Terkait ekspor, EIA mencatat ekspor mencetak rekor tertinggi secara mingguan.
Analis Commerzbank Carsten Fritsch menyatakan laporan EIA menunjukkan permintaan minyak mentah AS yang sehat.
Di Venezuela, produksi turun 1,5 juta barel bulan lalu, level terendah dalam beberapa dekade terakhir akibat krisis perekonomian yang terjadi.
Selanjutnya, kurs dolar AS menguat ke level tertingginya dalam lima bulan terakhir, melawan sekeranjang mata uang utama dunia. Sebagai catatan, penguatan dolar membuat harga komoditas yang diperdagangkan dengan dolar AS menjadi relatif mahal bagi pemegang mata uang lain.
Sementara itu, harga minyak mentah berjangka menanjak, pasar fisik minyak mentah mengendur karena tekanan minyak yang tidak terjual. Kenaikan harga minyak mentah sebesar 50 persen tahun lalu mendorong perusahaan minyak raksasa seperti ExxonMobil, Royal Dutch Shell, Chevron, BP, dan Total untuk mendongkrak produksinya.
Selisih harga minyak mentah dalam kargo dengan harga berjangka terlebar dalam beberapa tahun terakhir seiring kesulitan penjual mencari pembeli untuk kargo dari Afrika Barat, Rusia, dan Kazakhtan sementara pipa menyumbat pasokan yang terjebak di Tezas Barat dan Kanada.
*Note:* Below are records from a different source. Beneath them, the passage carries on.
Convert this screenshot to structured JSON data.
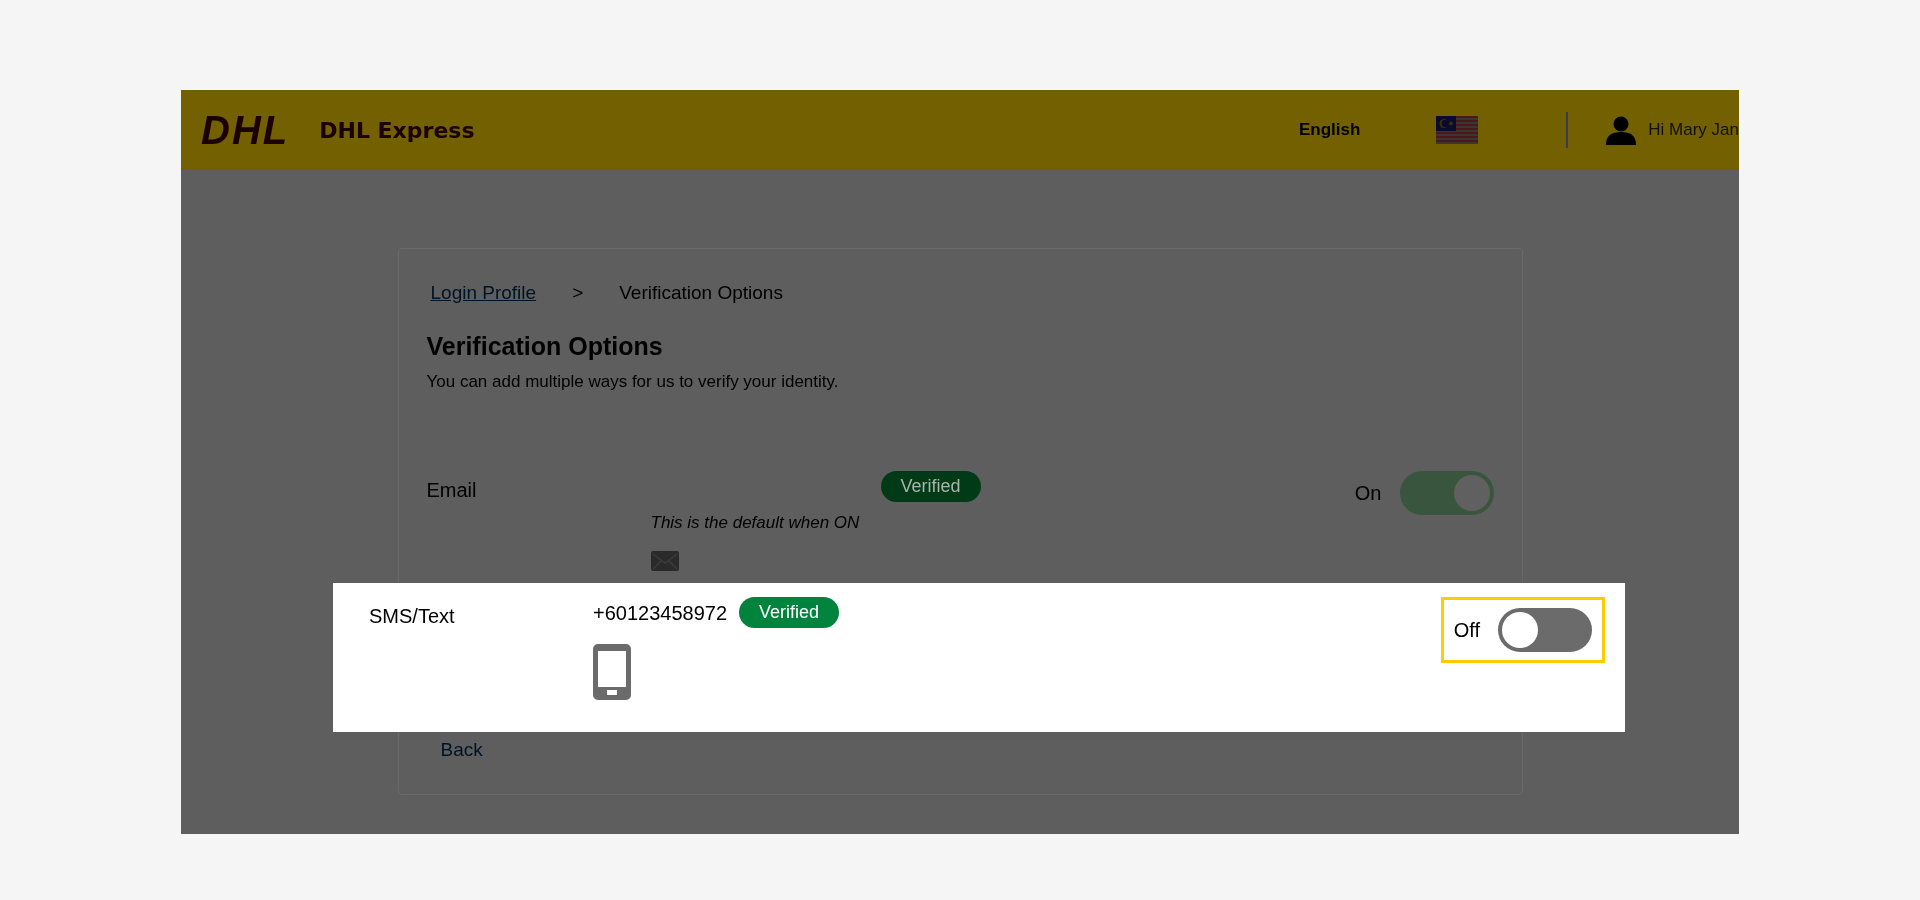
{
  "header": {
    "logo": "DHL",
    "brand": "DHL Express",
    "language": "English",
    "greeting": "Hi Mary Jan"
  },
  "breadcrumb": {
    "link": "Login Profile",
    "separator": ">",
    "current": "Verification Options"
  },
  "title": "Verification Options",
  "subtitle": "You can add multiple ways for us to verify your identity.",
  "methods": [
    {
      "kind": "email",
      "label": "Email",
      "badge": "Verified",
      "note": "This is the default when ON",
      "on": true,
      "toggle_label": "On",
      "highlighted": false
    },
    {
      "kind": "sms",
      "label": "SMS/Text",
      "value": "+60123458972",
      "badge": "Verified",
      "on": false,
      "toggle_label": "Off",
      "highlighted": true
    }
  ],
  "back": "Back"
}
Lebih lanjut, Badan Energi Internasional (IEA) memperingatkan bahwa permintaan global kemungkinan akan mengarah ke level moderat tahun ini seiring harga minyak yang mendekati US$80 per barel dan banyak negara importir utama tidak lagi murah hati dalam mengucurkan subsidi bahan bakar minyak ke konsumen.
Dalam laporan bulanannya, IEA memangkas proyeksi pertumbuhan permintaan global menjadi 1,4 juta barel per hari (bph), dari sebelumnya 1,5 juta bph.
"Terkait keseimbangan (pasar), laporan (IEA) cenderung mengarah ke sisi negatif. Permintaan minyak untuk paruh kedua tahun ini telah direvisi ke bawah sejak April," ujar Analis PVM Oil Associates Tamas Varga.